Islamabad, Aug 07: In a novel campaign to curb illegal arms manufacturing in Pakistan's wild western tribal belt, authorities are attempting to lure tribal weapons makers into the military's key defence production facility. The move by the Pakistan Ordinance Factories (POF) is paying dividends, officials say, pointing to the slowing of production in the multi-million dollar Darra Adam Khel Arms Bazaar, near the North West Frontier Province capital Peshawar and close to the Afghan border.

"So far, we have brought in around 100 top quality 'artisans' to the complex. Their absence and their presence here is certainly making a big difference," POF chairman Lieutenent General Abdul Qayyum told a news agency. Picked up from some 300 workshops operating in the tribal belt, they are employed at PoF, a cluster of 14 factories 40 kilometers north of Islamabad that make up Pakistan's key arms manufacturing complex.

Tribesmen admit that the PoF recruitment scheme had slowed arms production in their home region.

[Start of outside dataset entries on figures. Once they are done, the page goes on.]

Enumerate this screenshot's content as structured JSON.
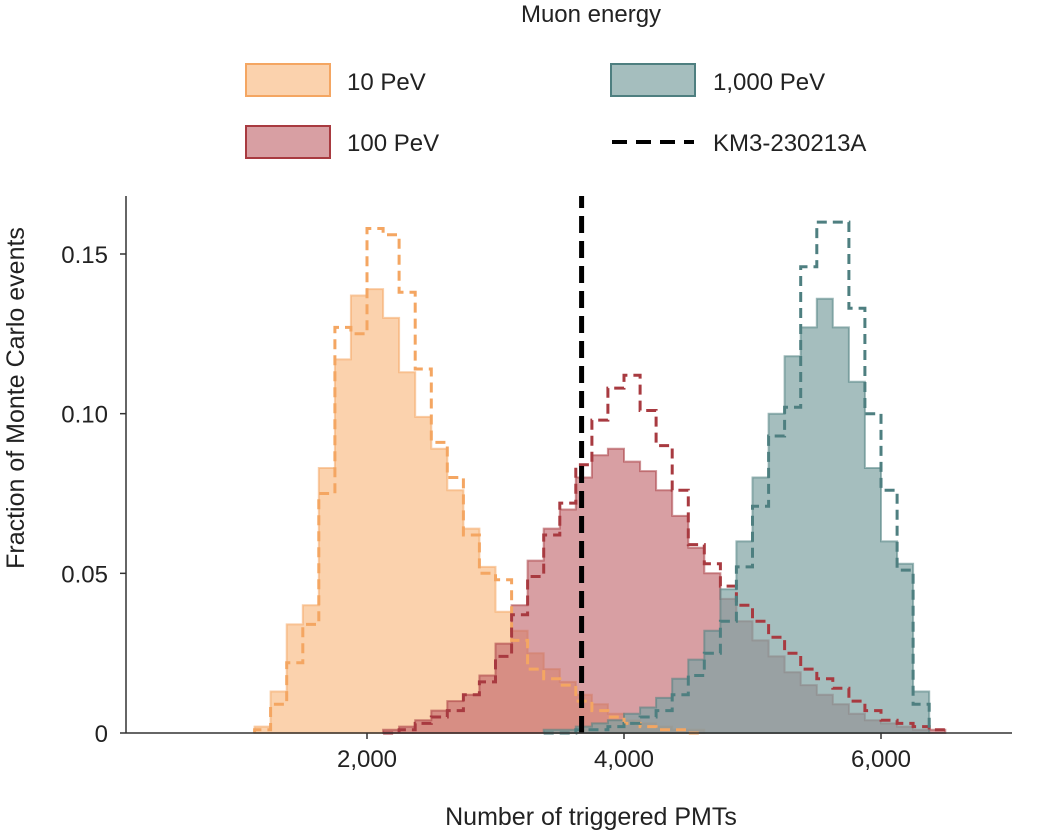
{
  "chart_data": {
    "type": "histogram",
    "xlabel": "Number of triggered PMTs",
    "ylabel": "Fraction of Monte Carlo events",
    "xlim": [
      0,
      7100
    ],
    "ylim": [
      0,
      0.168
    ],
    "xticks": [
      2000,
      4000,
      6000
    ],
    "xtick_labels": [
      "2,000",
      "4,000",
      "6,000"
    ],
    "yticks": [
      0,
      0.05,
      0.1,
      0.15
    ],
    "ytick_labels": [
      "0",
      "0.05",
      "0.10",
      "0.15"
    ],
    "bin_width": 125,
    "legend": {
      "title": "Muon energy",
      "entries": [
        {
          "label": "10 PeV",
          "kind": "patch",
          "series": "10pev"
        },
        {
          "label": "1,000 PeV",
          "kind": "patch",
          "series": "1000pev"
        },
        {
          "label": "100 PeV",
          "kind": "patch",
          "series": "100pev"
        },
        {
          "label": "KM3-230213A",
          "kind": "dashed-line",
          "series": "event"
        }
      ]
    },
    "event_line": {
      "name": "KM3-230213A",
      "x": 3670,
      "color": "#000000"
    },
    "series": [
      {
        "id": "10pev",
        "name": "10 PeV",
        "fill": "#f9c08e",
        "edge": "#f4a662",
        "fill_opacity": 0.72,
        "bin_start": 1125,
        "filled": [
          0.002,
          0.013,
          0.034,
          0.04,
          0.083,
          0.117,
          0.137,
          0.139,
          0.13,
          0.113,
          0.099,
          0.089,
          0.076,
          0.064,
          0.052,
          0.038,
          0.032,
          0.025,
          0.02,
          0.016,
          0.012,
          0.009,
          0.006,
          0.004,
          0.003,
          0.002,
          0.001,
          0.001
        ],
        "dashed": [
          0.001,
          0.009,
          0.022,
          0.034,
          0.075,
          0.127,
          0.125,
          0.158,
          0.156,
          0.138,
          0.114,
          0.091,
          0.08,
          0.062,
          0.05,
          0.048,
          0.029,
          0.02,
          0.017,
          0.015,
          0.01,
          0.007,
          0.005,
          0.003,
          0.002,
          0.001,
          0.001,
          0.0
        ]
      },
      {
        "id": "100pev",
        "name": "100 PeV",
        "fill": "#c0646a",
        "edge": "#a83a40",
        "fill_opacity": 0.62,
        "bin_start": 2125,
        "filled": [
          0.001,
          0.002,
          0.004,
          0.007,
          0.01,
          0.012,
          0.018,
          0.028,
          0.04,
          0.054,
          0.064,
          0.07,
          0.08,
          0.087,
          0.089,
          0.085,
          0.082,
          0.076,
          0.068,
          0.058,
          0.05,
          0.042,
          0.035,
          0.029,
          0.024,
          0.019,
          0.015,
          0.012,
          0.009,
          0.006,
          0.004,
          0.003,
          0.002,
          0.001,
          0.001
        ],
        "dashed": [
          0.0,
          0.001,
          0.003,
          0.005,
          0.007,
          0.012,
          0.016,
          0.024,
          0.037,
          0.049,
          0.062,
          0.072,
          0.084,
          0.098,
          0.108,
          0.112,
          0.101,
          0.09,
          0.076,
          0.059,
          0.053,
          0.046,
          0.04,
          0.035,
          0.03,
          0.025,
          0.02,
          0.017,
          0.014,
          0.01,
          0.007,
          0.004,
          0.003,
          0.002,
          0.001
        ]
      },
      {
        "id": "1000pev",
        "name": "1,000 PeV",
        "fill": "#7fa3a3",
        "edge": "#4e7f80",
        "fill_opacity": 0.7,
        "bin_start": 3375,
        "filled": [
          0.001,
          0.001,
          0.002,
          0.003,
          0.004,
          0.006,
          0.008,
          0.011,
          0.017,
          0.023,
          0.032,
          0.045,
          0.06,
          0.08,
          0.1,
          0.118,
          0.127,
          0.136,
          0.127,
          0.11,
          0.083,
          0.06,
          0.053,
          0.013
        ],
        "dashed": [
          0.0,
          0.0,
          0.001,
          0.001,
          0.002,
          0.003,
          0.005,
          0.007,
          0.012,
          0.018,
          0.025,
          0.035,
          0.052,
          0.071,
          0.093,
          0.102,
          0.146,
          0.16,
          0.16,
          0.133,
          0.1,
          0.076,
          0.051,
          0.009
        ]
      }
    ]
  }
}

"Many people are losing jobs," said Mohammad Waqas Afridi, who specialises in assembling crude replicas of the Russian Kalashnikov assault rifle AK-47, popular among tribesmen in Pakistan and Afghanistan. The arms trade in Darra Adam Khel played a key role during the 1979-89 war against soviet occupation of Afghanistan, and the subsequent civil war among rival Mujahedin groups.